The night truly was a sleepless one, but Medea had been used to sleeping little since she was young and, now that she was old, one sleepless night did not unsettle her. She lay in her narrow maidenly bed in her nightgown with its worn embroidery on the front, and her loosely braided nighttime plait rested alongside her, grown sparser with the years but still extending down to her hip.

The house was soon filled with little recognizable sounds: Nike shuffling past barefoot, Masha clinking the lid of the chamber pot, whispering “Piss-piss” to a sleeping child, and the little stream flowing audibly and musically. A light switch clicked, followed by muffled giggling.

Neither her hearing nor her eyesight were yet letting Medea down, and being naturally observant, she picked out many things in her young relatives’ lives which they themselves were quite unaware of. The young mothers with babies or toddlers usually arrived at the beginning of the season; their working husbands didn’t stay long, a couple of weeks, rarely a month. Friends of some sort would come, rent a bed in the Lower Village, and at night they would come secretly to the house, moaning and crying out on the other side of Medea’s wall. Then those mothers separated from one husband and married another. The new husbands brought up the old children and fathered new ones; the stepbrothers and stepsisters visited each other, and then the ex-husbands came back with their new wives and new children to spend the holidays together with the older ones.

When Nike married Katya’s father, a promising young film producer who never did fulfill his promise, for years she brought with her Misha, the producer’s ungainly and uncouth son from his first marriage. Katya did all she could to make his life a misery, but Nike was kind to him and looked after him, and when she swapped the producer for a physicist, she continued dragging the boy around with her for many years. Medea was witness to a change of partners between two married couples, an ardent romance between a brother- and sister-in-law with an age difference of thirty years, and several youthful flings between cousins which fully validated the French proverb.

The life of the postwar generation, especially of those who were now around twenty, seemed to her to be not quite serious. She could not detect in either their marriages or their parenting the sense of responsibility which from an early age had defined her own life. She was never judgmental but had immense respect for those who, like her mother, her grandmother, and her friend Elena, performed the least significant and the most important acts in the only way that was possible for Medea herself: seriously and definitively.

Medea had lived her life as the wife of one husband and continued to live as his widow. Her life as a widow was good, not a whit worse than her marriage. Over the long years, almost thirty of them, since he died, the past itself had changed radically, and the only bitter hurt her husband had caused her, strangely enough when he was already dead, had dissolved away and in her memory he had become a man of monumental importance, something of which there had been not the slightest evidence while he was alive.

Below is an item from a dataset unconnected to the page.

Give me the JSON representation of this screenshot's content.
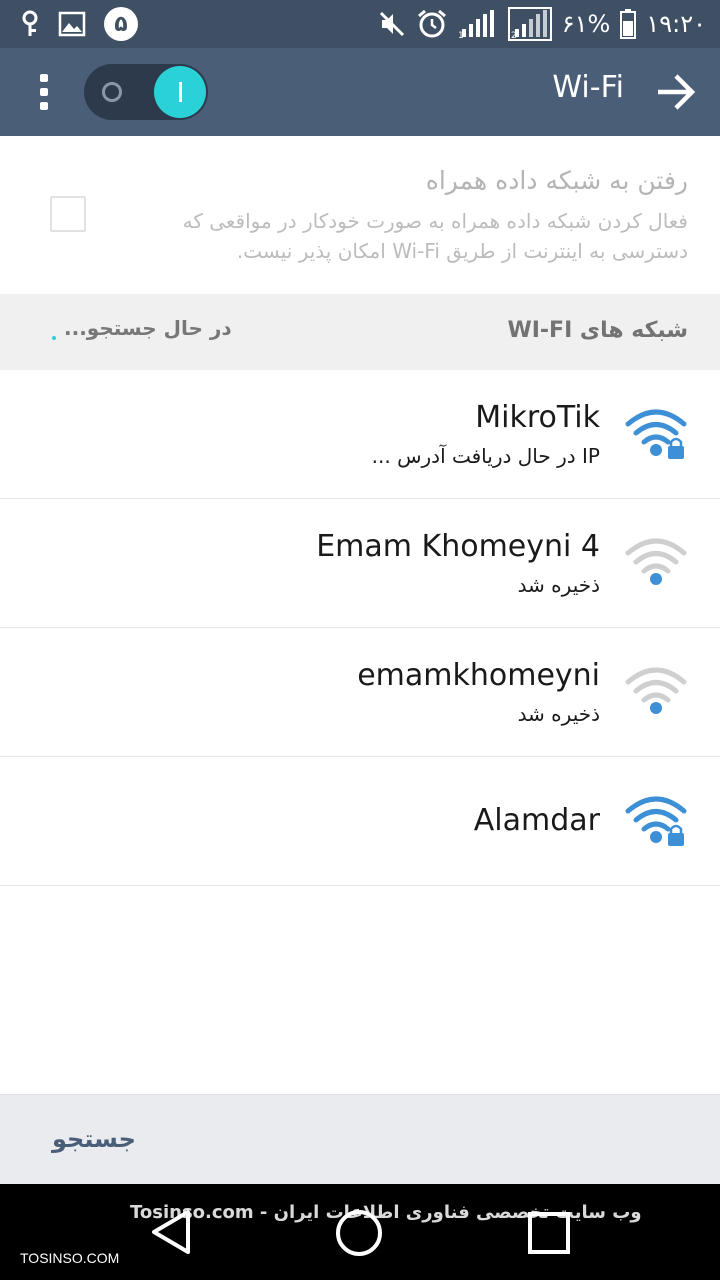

She had been a widow considerably longer than she had been a wife, and her relationship with her departed husband was as good as ever and was even improving with the years.

Although experiencing her semiwakefulness as insomnia, Medea was actually in a subtle drowsy sleep which did not inhibit her usual thinking processes: half-prayer, half-conversation, half-reminiscence, it sometimes even casually strayed beyond the limits of what she personally knew or had seen.

Recalling almost word for word all her husband had told her about his childhood, she could remember him now as a boy, even though she hadn’t met him until he was approaching forty. Samuel Yakovlevich was the son of a widow who prized the affronts and misfortunes she suffered above any property. With inexplicable pride she would point out her weakling son’s defects to her sisters: “Just look how skinny he is, he looks like a chicken, in the whole of our street there is not another child so puny. And look at his scabs! He’s completely scrofulous. And he’s got red blotches on his hands.”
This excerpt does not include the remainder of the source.